Le rugby de par ses origines britanniques, puis son développement en France, s’est structuré dans le cadre d’États coloniaux ou post-coloniaux, dont les sociétés ont été ultérieurement touchées par l’accession des peuples à leur souveraineté et donc par des traumatismes collectifs et individuels spécifiques, qui les ont profondément marquées. S’il a acquis une certaine forme d’universalité, le rugby reste parfois marqué par son environnement historique et ses origines « élitistes ». Néanmoins, la pratique du rugby a également été parfois associée à des mécanismes de réparations historiques et de reconstruction sociale. S’intégrant dans ce que Louis Joinet a désigné comme des « garanties de non-répétition », le rugby est devenu un symbole de réconciliation et de reconstruction collective. L’exemple de l’Afrique du Sud s’impose ici, tant la transformation de l’équipe nationale, instrument de la dictature raciste, en un symbole de réconciliation raciale à partir de 1995 s’inscrit dans l’histoire de la justice transitionnelle. Cette problématique concerne cependant la question plus universelle du statut des peuples autochtones au sein de sa pratique. Le débat ouvert par la campagne « Black lives matters » s’est exprimé au sein du rugby britannique touchant même l’un de ses symboles avec l’interrogation sur le « Swing low, Sweet charriot », qui résonne régulièrement dans les tribunes du stade de Twickenham.
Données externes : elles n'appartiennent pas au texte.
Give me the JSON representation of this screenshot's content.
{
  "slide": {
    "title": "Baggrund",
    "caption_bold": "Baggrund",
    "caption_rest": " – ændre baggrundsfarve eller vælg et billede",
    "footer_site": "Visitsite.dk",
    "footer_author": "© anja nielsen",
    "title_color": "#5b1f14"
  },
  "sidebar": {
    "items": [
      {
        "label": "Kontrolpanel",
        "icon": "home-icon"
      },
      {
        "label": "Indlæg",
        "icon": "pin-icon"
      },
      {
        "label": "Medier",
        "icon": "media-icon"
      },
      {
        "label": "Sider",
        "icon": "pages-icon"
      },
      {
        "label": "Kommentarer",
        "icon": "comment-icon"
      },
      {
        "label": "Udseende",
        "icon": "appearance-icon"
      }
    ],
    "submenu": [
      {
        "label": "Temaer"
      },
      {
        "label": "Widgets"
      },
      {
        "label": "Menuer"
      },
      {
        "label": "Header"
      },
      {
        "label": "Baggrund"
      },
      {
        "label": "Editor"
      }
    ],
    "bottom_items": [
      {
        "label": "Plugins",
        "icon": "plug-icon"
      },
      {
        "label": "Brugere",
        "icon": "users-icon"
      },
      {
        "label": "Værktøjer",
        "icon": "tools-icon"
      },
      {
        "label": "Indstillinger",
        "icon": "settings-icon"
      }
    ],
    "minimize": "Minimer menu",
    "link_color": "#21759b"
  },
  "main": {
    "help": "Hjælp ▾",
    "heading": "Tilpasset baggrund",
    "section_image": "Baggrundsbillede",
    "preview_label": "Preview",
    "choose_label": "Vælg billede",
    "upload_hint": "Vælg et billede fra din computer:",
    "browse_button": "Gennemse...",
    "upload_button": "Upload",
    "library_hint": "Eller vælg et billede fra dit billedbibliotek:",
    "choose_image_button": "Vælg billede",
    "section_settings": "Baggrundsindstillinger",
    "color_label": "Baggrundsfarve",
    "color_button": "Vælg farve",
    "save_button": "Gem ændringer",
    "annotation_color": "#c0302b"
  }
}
La place des femmes est devenue aujourd’hui une question centrale et le rugby est également concerné par ces débats. Longtemps limitée à la pratique mas-culine et à une certaine culture « viriliste », ce sport s’ouvre de plus en plus, sur le plan tant du jeu que de son environnement. Au-delà même des questions de parité et d’égalité au sein des clubs et des équipes, des campagnes ont été conduites pour faire du rugby un instrument d’égalité et de respect dans l’ensemble de la sphère sociale. On peut citer ainsi, de la nouvelle Zélande à l’Afrique, de nombreuses opérations et orga-nisations qui ont mis en lumière le rôle du rugby dans la reconnaissance des droits des femmes et de leur posi-tion sociale. Cette problématique, qui est l’un des axes majeurs de notre action, devait être intégrée.
Nous avons souhaité convier des femmes joueuses de rugby de haut et niveau, mais aussi des journalistes, pour témoigner de la réalité de leur pratique et de leur ressenti. Cette invitation fait notamment suite au documentaire « Je ne suis pas une salope, je suis journaliste » et à la publication de la tribune « Occupons le terrain », publiée dans Le Monde, le 21 mars dernier.

Salam rugby

Film de Faramarz Beheshti 2010, 62 minutes

Pour conclure cette journée et à l’heure ou le rugby s’ouvre de plus en plus à la pratique féminine, sera projeté Salam rugby. Ce film retrace l’histoire des débuts du rugby féminin en Iran au moment de l’élection présidentielle, qui a vu la victoire du conservateur Mahmoud Ahmadinejad. Mêlant les considérations sportives et la dimension spécifique de la politique iranienne, ce film traite aussi du regard porté par les hommes sur le sport féminin et sur la libération qu’il représente pour des milliers de jeunes filles au sein d’une société patriarcale.